Dance Improves Self-Rated Health for Teen Girls

Improvement persists for one year after intervention in girls with internalizing problems

TUESDAY, Nov. 13 (HealthDay News) -- For teenage girls with internalizing problems, a dance intervention can improve self-rated health scores, according to a study published online Nov. 12 in the Archives of Pediatrics & Adolescent Medicine.

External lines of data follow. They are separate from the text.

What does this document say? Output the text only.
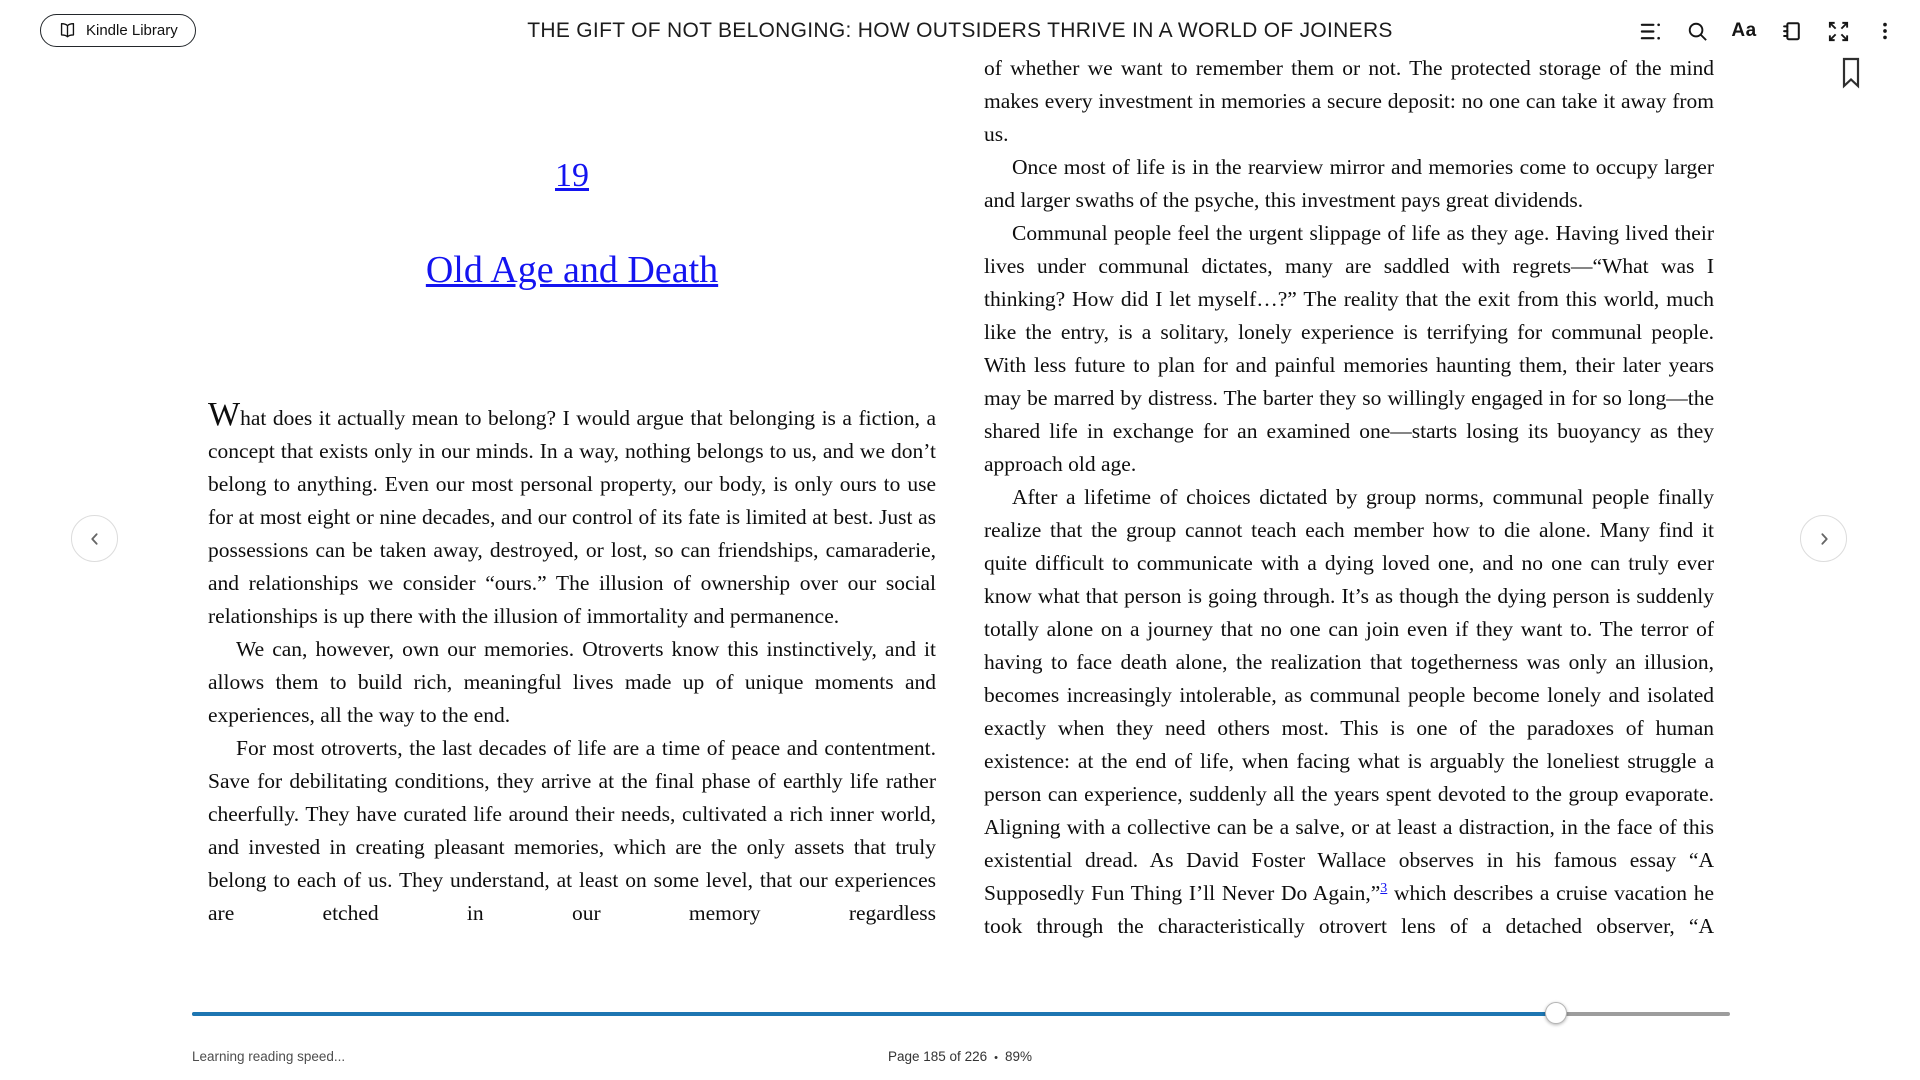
Kindle Library	THE GIFT OF NOT BELONGING: HOW OUTSIDERS THRIVE IN A WORLD OF JOINERS	Aa
19
Old Age and Death

What does it actually mean to belong? I would argue that belonging is a fiction, a concept that exists only in our minds. In a way, nothing belongs to us, and we don’t belong to anything. Even our most personal property, our body, is only ours to use for at most eight or nine decades, and our control of its fate is limited at best. Just as possessions can be taken away, destroyed, or lost, so can friendships, camaraderie, and relationships we consider “ours.” The illusion of ownership over our social relationships is up there with the illusion of immortality and permanence.

We can, however, own our memories. Otroverts know this instinctively, and it allows them to build rich, meaningful lives made up of unique moments and experiences, all the way to the end.

For most otroverts, the last decades of life are a time of peace and contentment. Save for debilitating conditions, they arrive at the final phase of earthly life rather cheerfully. They have curated life around their needs, cultivated a rich inner world, and invested in creating pleasant memories, which are the only assets that truly belong to each of us. They understand, at least on some level, that our experiences are etched in our memory regardless

of whether we want to remember them or not. The protected storage of the mind makes every investment in memories a secure deposit: no one can take it away from us.

Once most of life is in the rearview mirror and memories come to occupy larger and larger swaths of the psyche, this investment pays great dividends.

Communal people feel the urgent slippage of life as they age. Having lived their lives under communal dictates, many are saddled with regrets—“What was I thinking? How did I let myself…?” The reality that the exit from this world, much like the entry, is a solitary, lonely experience is terrifying for communal people. With less future to plan for and painful memories haunting them, their later years may be marred by distress. The barter they so willingly engaged in for so long—the shared life in exchange for an examined one—starts losing its buoyancy as they approach old age.

After a lifetime of choices dictated by group norms, communal people finally realize that the group cannot teach each member how to die alone. Many find it quite difficult to communicate with a dying loved one, and no one can truly ever know what that person is going through. It’s as though the dying person is suddenly totally alone on a journey that no one can join even if they want to. The terror of having to face death alone, the realization that togetherness was only an illusion, becomes increasingly intolerable, as communal people become lonely and isolated exactly when they need others most. This is one of the paradoxes of human existence: at the end of life, when facing what is arguably the loneliest struggle a person can experience, suddenly all the years spent devoted to the group evaporate. Aligning with a collective can be a salve, or at least a distraction, in the face of this existential dread. As David Foster Wallace observes in his famous essay “A Supposedly Fun Thing I’ll Never Do Again,”$^3$ which describes a cruise vacation he took through the characteristically otrovert lens of a detached observer, “A

Learning reading speed...	Page 185 of 226 • 89%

Anna Duberg, R.P.T., from Örebro University in Sweden, and colleagues conducted a trial involving teenage girls (aged 13 to 18 years) with internalizing problems (stress and psychosomatic symptoms) to examine whether a dance intervention influenced self-rated health. Participants were randomized to a dance intervention (twice weekly classes for eight months; 59 girls) or a control group (53 girls).

The researchers found that, at all follow-ups (eight, 12, and 20 months from baseline), the dance intervention group improved their self-rated health more than the control group. The difference in mean change was 0.30, 0.62, and 0.40 at eight, 12, and 20 months, respectively. In the dance intervention group, the attendance rate for 67 percent of girls was 50 to 100 percent. Of the girls in the dance intervention, 91 percent rated it as a positive experience.

"This study points out the role of joyful social physical activity in influencing health," the authors write. "We conclude that an intervention with dance twice weekly for eight months is feasible and can improve self-rated health in adolescent girls with internalizing problems, even if the girls lacked previous experience in dancing."